The visualization shows that during the recession, beginning in roughly September 2008, Portland's unemployment rate rose faster than the nation as a whole did, but by roughly May 2011 (coinciding with the lowest valuation for the House Price Index) it had dropped slightly lower than the national rate and has stayed in step with it, although it has thus far not followed the uptick in the national rate that began in November of 2016. Additionally the visualization shows the relative timing of the changes in the three metrics. In the year leading up to the recession, unemployment was relatively flat (ignoring the seasonal changes) and the S&P also began relatively flat but then began a downward trend later in the year, the House Price Index, on the other hand, spent most of it starting what would become a four-year decline (since this was during the sub-prime mortgage crisis, this is perhaps not so surprising). The S&P 500 hit its low point during the recession, as might be expected, but the peaks for the unemployment rates occurred when the recession was already over.
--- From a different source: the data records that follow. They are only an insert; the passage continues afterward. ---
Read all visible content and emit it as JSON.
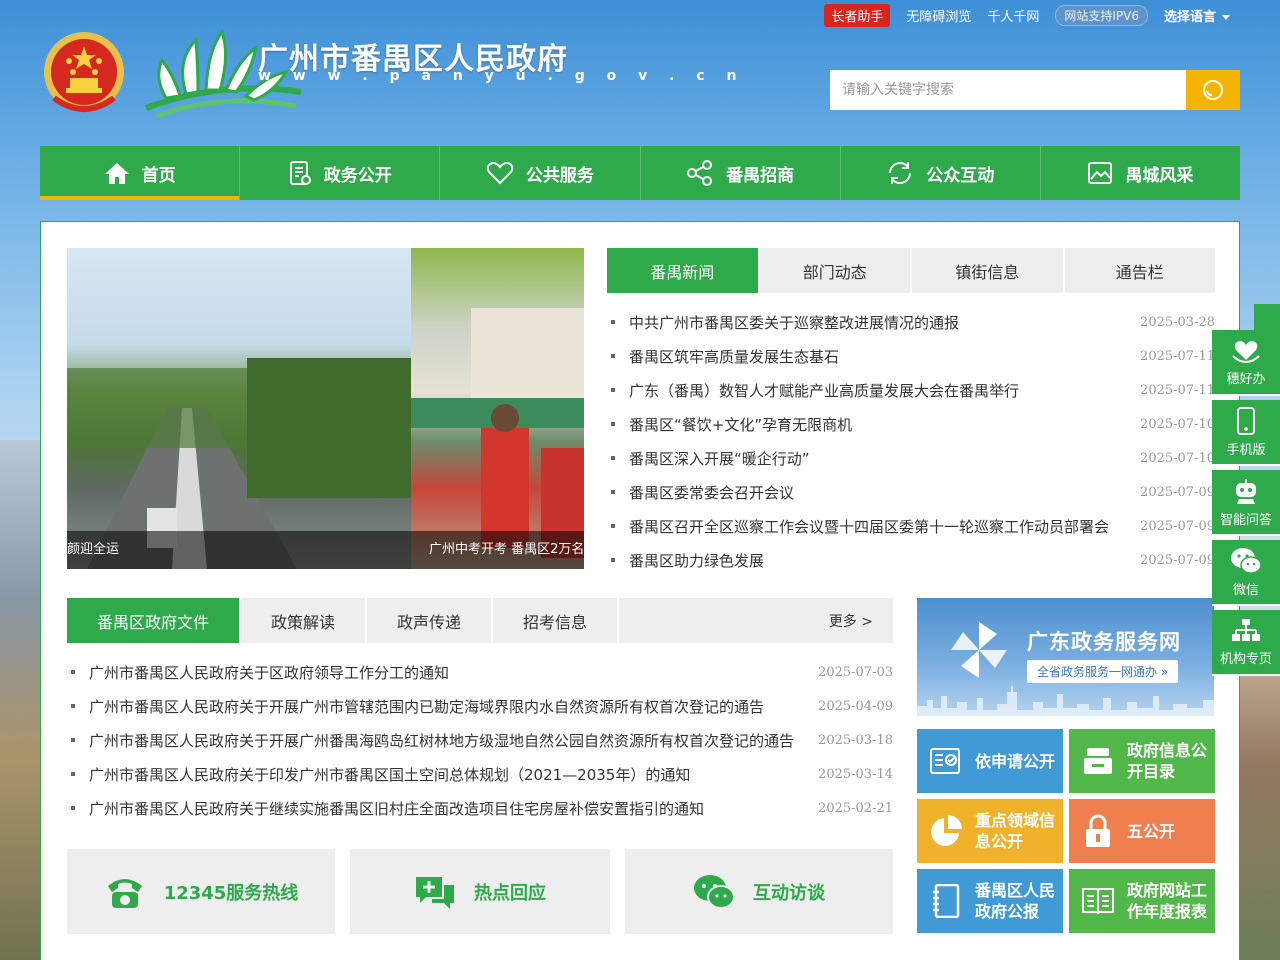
{
  "topbar": {
    "elder_label": "长者助手",
    "accessibility_label": "无障碍浏览",
    "qianren_label": "千人千网",
    "ipv6_label": "网站支持IPV6",
    "language_label": "选择语言"
  },
  "header": {
    "site_title": "广州市番禺区人民政府",
    "site_url": "w w w . p a n y u . g o v . c n",
    "search_placeholder": "请输入关键字搜索"
  },
  "nav": [
    {
      "label": "首页",
      "icon": "home-icon"
    },
    {
      "label": "政务公开",
      "icon": "document-icon"
    },
    {
      "label": "公共服务",
      "icon": "heart-icon"
    },
    {
      "label": "番禺招商",
      "icon": "share-nodes-icon"
    },
    {
      "label": "公众互动",
      "icon": "refresh-icon"
    },
    {
      "label": "禺城风采",
      "icon": "image-icon"
    }
  ],
  "carousel": {
    "captions": [
      "颜迎全运",
      "广州中考开考 番禺区2万名"
    ]
  },
  "news": {
    "tabs": [
      "番禺新闻",
      "部门动态",
      "镇街信息",
      "通告栏"
    ],
    "items": [
      {
        "title": "中共广州市番禺区委关于巡察整改进展情况的通报",
        "date": "2025-03-28"
      },
      {
        "title": "番禺区筑牢高质量发展生态基石",
        "date": "2025-07-11"
      },
      {
        "title": "广东（番禺）数智人才赋能产业高质量发展大会在番禺举行",
        "date": "2025-07-11"
      },
      {
        "title": "番禺区“餐饮+文化”孕育无限商机",
        "date": "2025-07-10"
      },
      {
        "title": "番禺区深入开展“暖企行动”",
        "date": "2025-07-10"
      },
      {
        "title": "番禺区委常委会召开会议",
        "date": "2025-07-09"
      },
      {
        "title": "番禺区召开全区巡察工作会议暨十四届区委第十一轮巡察工作动员部署会",
        "date": "2025-07-09"
      },
      {
        "title": "番禺区助力绿色发展",
        "date": "2025-07-09"
      }
    ]
  },
  "docs": {
    "tabs": [
      "番禺区政府文件",
      "政策解读",
      "政声传递",
      "招考信息"
    ],
    "more_label": "更多 >",
    "items": [
      {
        "title": "广州市番禺区人民政府关于区政府领导工作分工的通知",
        "date": "2025-07-03"
      },
      {
        "title": "广州市番禺区人民政府关于开展广州市管辖范围内已勘定海域界限内水自然资源所有权首次登记的通告",
        "date": "2025-04-09"
      },
      {
        "title": "广州市番禺区人民政府关于开展广州番禺海鸥岛红树林地方级湿地自然公园自然资源所有权首次登记的通告",
        "date": "2025-03-18"
      },
      {
        "title": "广州市番禺区人民政府关于印发广州市番禺区国土空间总体规划（2021—2035年）的通知",
        "date": "2025-03-14"
      },
      {
        "title": "广州市番禺区人民政府关于继续实施番禺区旧村庄全面改造项目住宅房屋补偿安置指引的通知",
        "date": "2025-02-21"
      }
    ]
  },
  "services": [
    {
      "label": "12345服务热线",
      "icon": "telephone-icon"
    },
    {
      "label": "热点回应",
      "icon": "chat-plus-icon"
    },
    {
      "label": "互动访谈",
      "icon": "wechat-bubble-icon"
    }
  ],
  "promo": {
    "title": "广东政务服务网",
    "subtitle": "全省政务服务一网通办 »"
  },
  "tiles": [
    {
      "label": "依申请公开",
      "color": "#3f9ad6",
      "icon": "form-check-icon"
    },
    {
      "label": "政府信息公开目录",
      "color": "#52b84a",
      "icon": "archive-icon"
    },
    {
      "label": "重点领域信息公开",
      "color": "#f0b22a",
      "icon": "pie-chart-icon"
    },
    {
      "label": "五公开",
      "color": "#ef7f4f",
      "icon": "lock-icon"
    },
    {
      "label": "番禺区人民政府公报",
      "color": "#3f9ad6",
      "icon": "notebook-icon"
    },
    {
      "label": "政府网站工作年度报表",
      "color": "#52b84a",
      "icon": "book-list-icon"
    }
  ],
  "side": [
    {
      "label": "穗好办",
      "icon": "heart-hands-icon"
    },
    {
      "label": "手机版",
      "icon": "mobile-icon"
    },
    {
      "label": "智能问答",
      "icon": "robot-icon"
    },
    {
      "label": "微信",
      "icon": "wechat-icon"
    },
    {
      "label": "机构专页",
      "icon": "org-chart-icon"
    }
  ],
  "colors": {
    "brand_green": "#2eaa4b",
    "accent_yellow": "#f5b400",
    "elder_red": "#d9261c"
  }
}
Also, while the S&P 500 recovered relatively quickly, the unemployment rates for both Portland and the United States as a whole did not reach the level that they were at when the recession began until October 2015.
Truthfulness:
To provide a baseline of trustworthiness I used only government sources (although, of course, some might see that as a negative).
Beauty:
The internal grid was left out and in its place only vertical and horizontal lines for key values were highlighted (the vertical line represent the worst points for each metric, the horizontal lines the values that the metrics held when the recession began - so the point at which the horizontal line intersects the line after the recession is its recovery point) in an attempt to increase the data-ink ratio.
Functionality:
The data was plotted with a shared x-axis and three separate y-axes so that the states of each could be compared at the same point in time without distorting the plots due to the differing scales for each metric. I didn't include 0 on the y-axes, but the point was to observe inflection points and trends rather than measure exact values so I felt that this was unnecessary (it added a lot of whitespace without actually changing the shapes). As mentioned in the previous section, key points in the data were highlighted (including the time of the recession) so that the viewer could have some additional background information with regard to what was happening, and not just wonder what the strange spike in unemployment was about (or needing to know all the dates ahead of time).
Insightfulness:
By comparing the Portland unemployment rates to the national rates it hopefully revealed the story of how Portland did with regards to the rest of the country - initially doing worse than the nation, then catching up, and currently doing a little better. Additionally, by adding the context of the recession, as well as the performance of the S&P 500 index and the House Price Index during the same period, I hoped to show how unemployment (at least in this time period) moved in relation to other parts of the economy.